If we apply the aggregated solutions framework to racism in bioethics (as a discipline), then we may also interrogate whether racism in the institution has the qualities of invisibility, expediency, and structural factors that Liao and Carbonell describe. In terms of invisibility, we can point to Baker’s contribution (this volume) that race and racism are missing from the formulation of bioethical principles. We can think of this absence in the way that Liao and Carbonell describe invisible oppressive features of medical devices—the absence of race and/or racism in the foundational principles of bioethics “hide[s] in a world where oppressive patterns are ubiquitous and therefore unremarkable” This relates to the racially discriminatory patterns of publishing and to the “white normativity” in bioethics. We can also ask how racism relates to expediency in bioethics. Are there defaults that are “easier” or “more convenient?” Could we view the largely white leadership in the discipline through the lens of expediency, as in, it’s “easier” to invite people with whom one is connected to through professional and personal networks to serve on committees and editorial boards? Might these “easy” and “convenient” practices require less cognitive demand, just as Liao and Carbonell argue that oppressive devices do? In the aggregated solutions framework, we can also ask about the structural factors that matter when we are thinking about racism in bioethics. Liao and Carbonell highlight healthcare’s profit-seeking motives as an important factor in explaining why the cheaper, but less accurate pulse oximeter became the preferred device. It may be fruitful to also interrogate structural factors that matter and can facilitate and reinforce racism in bioethics. Many bioethicists work in medical schools and soft-money environments where they depend on winning grants themselves or partnering with other investigators who win research awards. How does this incentive arrangement structure the kind of bioethics research that gets funded and then gets published? There is evidence that research grants focusing on health disparities are unfairly given lower ratings by reviewers. Does the drive to win awards to secure professional positions discourage bioethicists from pursuing or partnering with others whose research focuses on race and racism?

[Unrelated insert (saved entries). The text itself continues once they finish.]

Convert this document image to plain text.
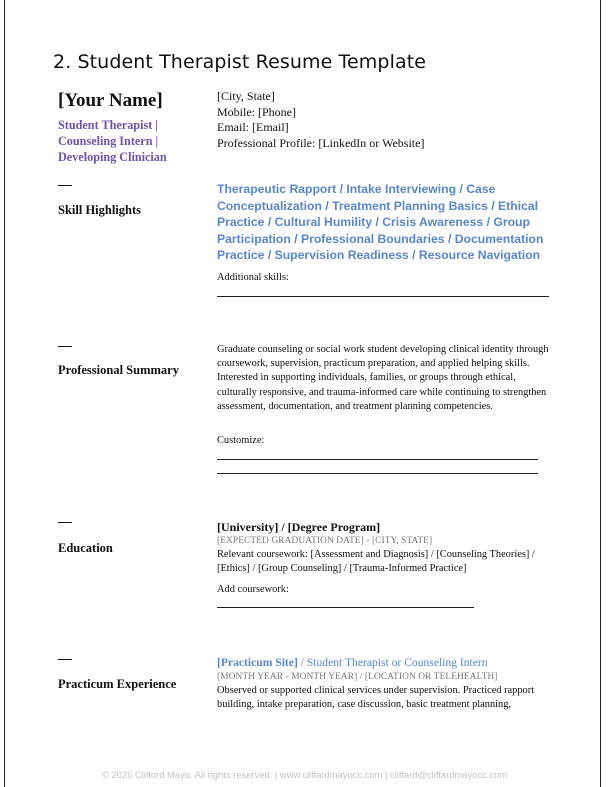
2. Student Therapist Resume Template
[Your Name]
Student Therapist |
Counseling Intern |
Developing Clinician
[City, State]
Mobile: [Phone]
Email: [Email]
Professional Profile: [LinkedIn or Website]
Skill Highlights
Therapeutic Rapport / Intake Interviewing / Case Conceptualization / Treatment Planning Basics / Ethical Practice / Cultural Humility / Crisis Awareness / Group Participation / Professional Boundaries / Documentation Practice / Supervision Readiness / Resource Navigation
Additional skills:
Professional Summary
Graduate counseling or social work student developing clinical identity through coursework, supervision, practicum preparation, and applied helping skills. Interested in supporting individuals, families, or groups through ethical, culturally responsive, and trauma-informed care while continuing to strengthen assessment, documentation, and treatment planning competencies.
Customize:
Education
[University] / [Degree Program]
[EXPECTED GRADUATION DATE] - [CITY, STATE]
Relevant coursework: [Assessment and Diagnosis] / [Counseling Theories] / [Ethics] / [Group Counseling] / [Trauma-Informed Practice]
Add coursework:
Practicum Experience
[Practicum Site] / Student Therapist or Counseling Intern
[MONTH YEAR - MONTH YEAR] / [LOCATION OR TELEHEALTH]
Observed or supported clinical services under supervision. Practiced rapport building, intake preparation, case discussion, basic treatment planning,
© 2026 Clifford Mayo. All rights reserved. | www.cliffardmayocc.com | cliffard@cliffardmayocc.com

Our technologies and their use is a result of our choices, which were made in a distinct historical, social, political, and economic contexts. Liao and Carbonell’s article provides an account of how institutional racism is produced in medicine via medical devices. This is a departure from thinking of racism in medicine as interpersonal, clinician bias, and highlights the important connection between white racial norming and historical and current oppression and marginalization in medicine. But the article has a deeper resonance for the discipline of bioethics, specifically because it offers an upstream approach of examining medical technologies, a concept of enactment for understanding their effects, ways to think about epistemologies and ontologies of race, and an aggregated solutions framework that can not only illuminate the structural limitations of the field, but point to a path forward with multiple, layered solutions.
KF is a member of the institutional review board for the National Institutes of Health’s All of Us Research Program and a member of the Digital Health Ethics Advisory Board for Merck KGaA. JHB has no interests to disclose.
The author(s) reported there is no funding associated with the work featured in this article.